Sąd federalny w Tampie na Florydzie skazał na pięć lat więzienia Brandona Russella, którego określił mianem niebezpiecznego neonazisty. Mężczyzna był oskarżony o posiadanie materiałów do produkcji bomby.
Podczas odczytywania wyroku sędzia Susan Bucklew podkreśliła, że musi chronić mieszkańców. Wyraziła nadzieję, że w zakładzie karnym 22-letni Russell nie wpadnie w złe towarzystwo. – To trudna sprawa. Wygląda pan na bystrego młodego mężczyzna – oświadczyła Bucklew.
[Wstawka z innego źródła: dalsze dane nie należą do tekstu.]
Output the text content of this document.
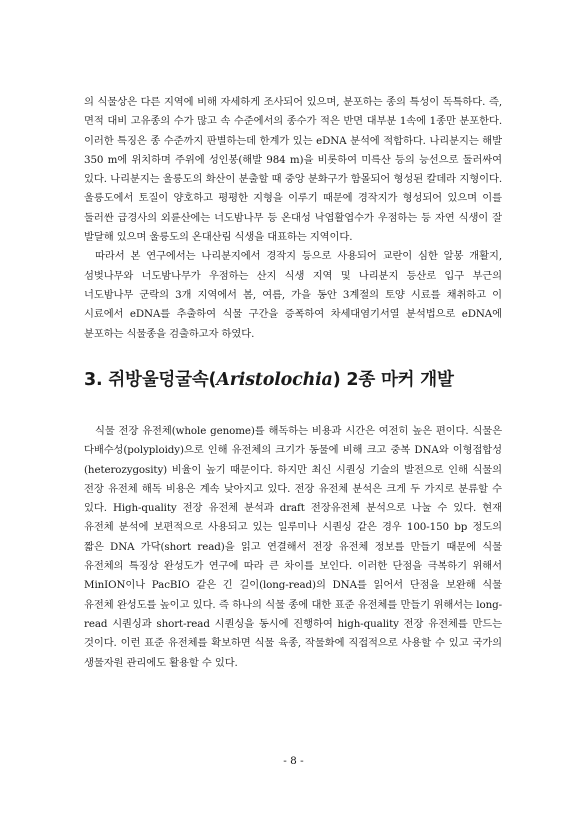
의 식물상은 다른 지역에 비해 자세하게 조사되어 있으며, 분포하는 종의 특성이 독특하다. 즉, 면적 대비 고유종의 수가 많고 속 수준에서의 종수가 적은 반면 대부분 1속에 1종만 분포한다. 이러한 특징은 종 수준까지 판별하는데 한계가 있는 eDNA 분석에 적합하다. 나리분지는 해발 350 m에 위치하며 주위에 성인봉(해발 984 m)을 비롯하여 미륵산 등의 능선으로 둘러싸여 있다. 나리분지는 울릉도의 화산이 분출할 때 중앙 분화구가 함몰되어 형성된 칼데라 지형이다. 울릉도에서 토질이 양호하고 평평한 지형을 이루기 때문에 경작지가 형성되어 있으며 이를 둘러싼 급경사의 외륜산에는 너도밤나무 등 온대성 낙엽활엽수가 우점하는 등 자연 식생이 잘 발달해 있으며 울릉도의 온대산림 식생을 대표하는 지역이다.

따라서 본 연구에서는 나리분지에서 경작지 등으로 사용되어 교란이 심한 알봉 개활지, 섬벚나무와 너도밤나무가 우점하는 산지 식생 지역 및 나리분지 등산로 입구 부근의 너도밤나무 군락의 3개 지역에서 봄, 여름, 가을 동안 3계절의 토양 시료를 채취하고 이 시료에서 eDNA를 추출하여 식물 구간을 증폭하여 차세대염기서열 분석법으로 eDNA에 분포하는 식물종을 검출하고자 하였다.

3. 쥐방울덩굴속(Aristolochia) 2종 마커 개발

식물 전장 유전체(whole genome)를 해독하는 비용과 시간은 여전히 높은 편이다. 식물은 다배수성(polyploidy)으로 인해 유전체의 크기가 동물에 비해 크고 중복 DNA와 이형접합성(heterozygosity) 비율이 높기 때문이다. 하지만 최신 시퀀싱 기술의 발전으로 인해 식물의 전장 유전체 해독 비용은 계속 낮아지고 있다. 전장 유전체 분석은 크게 두 가지로 분류할 수 있다. High-quality 전장 유전체 분석과 draft 전장유전체 분석으로 나눌 수 있다. 현재 유전체 분석에 보편적으로 사용되고 있는 일루미나 시퀀싱 같은 경우 100-150 bp 정도의 짧은 DNA 가닥(short read)을 읽고 연결해서 전장 유전체 정보를 만들기 때문에 식물 유전체의 특징상 완성도가 연구에 따라 큰 차이를 보인다. 이러한 단점을 극복하기 위해서 MinION이나 PacBIO 같은 긴 길이(long-read)의 DNA를 읽어서 단점을 보완해 식물 유전체 완성도를 높이고 있다. 즉 하나의 식물 종에 대한 표준 유전체를 만들기 위해서는 long-read 시퀀싱과 short-read 시퀀싱을 동시에 진행하여 high-quality 전장 유전체를 만드는 것이다. 이런 표준 유전체를 확보하면 식물 육종, 작물화에 직접적으로 사용할 수 있고 국가의 생물자원 관리에도 활용할 수 있다.

- 8 -
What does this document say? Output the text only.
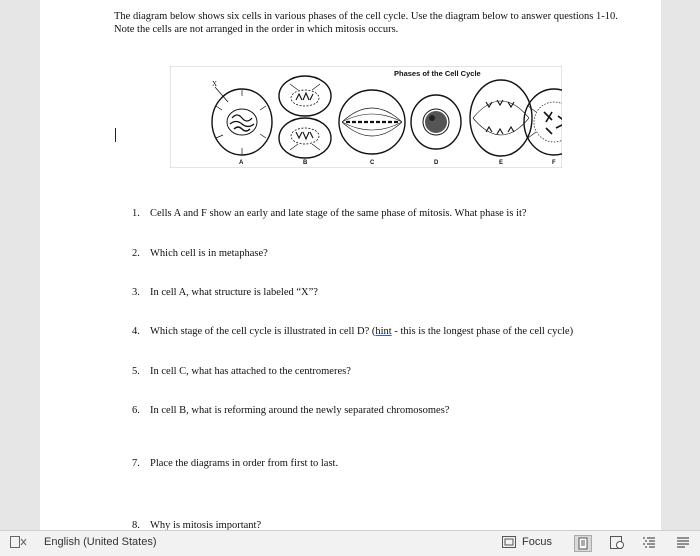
The diagram below shows six cells in various phases of the cell cycle. Use the diagram below to answer questions 1-10. Note the cells are not arranged in the order in which mitosis occurs.
Phases of the Cell Cycle
X
A	B	C	D	E	F
1. Cells A and F show an early and late stage of the same phase of mitosis. What phase is it?
2. Which cell is in metaphase?
3. In cell A, what structure is labeled “X”?
4. Which stage of the cell cycle is illustrated in cell D? (hint - this is the longest phase of the cell cycle)
5. In cell C, what has attached to the centromeres?
6. In cell B, what is reforming around the newly separated chromosomes?
7. Place the diagrams in order from first to last.
8. Why is mitosis important?
English (United States)	Focus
Russell ma obywatelstwo USA i Bahamów. We wrześniu ubiegłego roku przyznał się do stawianych mu zarzutów. Został aresztowany po raz pierwszy w życiu, co sąd wziął pod uwagę przy ogłaszaniu wyroku.
Sprawa wyszła na jaw w maju 2017 roku, kiedy policję wezwano do mieszkania w Tampie. Znaleziono w nim zwłoki dwóch mężczyzn. Russell, ich współlokator, siedział przed lokalem i płakał. Czwarty ze współlokatorów, Devon Arthurs, został wkrótce zatrzymany i oskarżony o zabicie Andrew Oneschuka i Jeremy’ego Himmelmana.
Arthurs podkreślił, że Russell nie miał nic wspólnego ze zbrodnią. W toku śledztwa policja odkryła jednak w mieszkaniu materiały wybuchowe, a także nazistowskie plakaty, książki i flagi. Okazało się, że Russell i Arthurs założyli razem neonazistowską grupę Atomwaffen Division. We wtorek w sądzie prokurator pokazał zdjęcie samochodu Russella, na którym widniała ulotka z napisem „Nie przygotowuj się na egzamin, przygotowuj się na wojnę rasową”.
Arthurs zeznał, że zabił współlokatorów, ponieważ naśmiewali się z jego niedawnego przejścia na islam. Stwierdził też, że chciał zapobiec atakowi terrorystycznemu, który planowali przeprowadzić członkowie Atomwaffen. Jak powiedział, Russell dysponował materiałami wybuchowymi, „aby zabić cywilów i zniszczyć linie energetyczne, reaktory nuklearne i synagogi”. – Zapobiegłem śmierci wielu osób. Oni chcieli zbudować Czwartą Rzeszę – oznajmił.